Et pourtant, ce ne sont pas les mêmes hommes qui se parlent. De Houellebecq, déjà, je n'ai rien lu. Mais je vais m'y mettre... malgré tout, je trouve qu'il n'a pas un très beau style. Ses lettres sont plates avec des formules familières, un manque de rigueur dans leurs constructions et des faiblesses dans l'argumentation.

Face à lui, Lévy joue au professeur. Difficile de faire autrement avec un trublion désenchanté qui balance des horreurs sur la Russie ou la souffrance des uns ou des autres. Lévy le sauve littéralement. J'en ris encore : il n'y a tellement pas de matière dans les lettres de son cadet, que l'aîné réussit à attraper un tout petit morceau de rien du tout qui n'était même pas l'embryon d'une pensée chez son comparse et ce petit bout de rien du tout, il en sort une thèse philosophique !

C'est fascinant.
C'est toute la tristesse du petit employé de bureau mal dans sa peau et complexé face à l'hédoniste jouisseur de sa propre culture.

C'est cette opposition fascinante, moment centrale du livre, entre la vision d'un Houellebecq pour qui l'homme est une pierre lancé dans le vide et un Lévy qui, bien qu'athée, ne conçoit pas autre chose comme vision de l'Homme que celle de créature de Dieu. C'est dans cette opposition stupéfiante entre ce regard désenchanté sur le monde, plein de tristesse et sans sans grande rigueur, comme si ce monde nous écrasait trop pour que nous puissions le penser, et cette formidable envie de vivre et d'en jouir que se noue la thèse du livre.

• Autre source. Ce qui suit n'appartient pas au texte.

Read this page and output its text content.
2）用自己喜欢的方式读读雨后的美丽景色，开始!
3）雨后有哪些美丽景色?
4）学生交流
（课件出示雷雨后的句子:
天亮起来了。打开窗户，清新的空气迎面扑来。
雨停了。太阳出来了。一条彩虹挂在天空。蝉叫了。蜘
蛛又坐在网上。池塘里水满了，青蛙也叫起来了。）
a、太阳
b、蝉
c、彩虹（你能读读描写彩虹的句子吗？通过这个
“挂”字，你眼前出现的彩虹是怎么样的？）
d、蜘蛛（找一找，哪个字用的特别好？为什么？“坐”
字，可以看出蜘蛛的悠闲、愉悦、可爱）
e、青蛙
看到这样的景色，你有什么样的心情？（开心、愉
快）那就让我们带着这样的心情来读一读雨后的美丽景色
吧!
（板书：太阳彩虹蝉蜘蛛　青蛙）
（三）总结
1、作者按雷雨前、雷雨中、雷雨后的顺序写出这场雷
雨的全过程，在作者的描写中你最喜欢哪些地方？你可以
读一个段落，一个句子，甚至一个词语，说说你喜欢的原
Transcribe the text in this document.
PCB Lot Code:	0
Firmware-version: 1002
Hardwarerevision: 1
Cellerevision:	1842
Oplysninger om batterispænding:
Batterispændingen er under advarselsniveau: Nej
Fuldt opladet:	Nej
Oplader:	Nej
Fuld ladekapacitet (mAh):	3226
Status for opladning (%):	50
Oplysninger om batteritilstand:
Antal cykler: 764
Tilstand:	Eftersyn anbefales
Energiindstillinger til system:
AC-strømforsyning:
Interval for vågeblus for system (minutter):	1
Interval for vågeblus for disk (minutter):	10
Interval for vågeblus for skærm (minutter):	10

Et puis, il y a ces pages pleines de beauté et de tendresses sur leurs pères respectifs. Cette façon très touchantes qu'ils ont tous deux de parler de leur géniteur et comment ils ont pu le regarder, enfant. Ce sont des pages d'une grande finesse et qui méritent assurément la lecture.

Plongez-y dans ce livre ! Allez-y ! Vous ne le regretterez pas : une formidable occasion de se cultiver, de plonger dans la pensée juive, de respirer les battements de cœur du monde.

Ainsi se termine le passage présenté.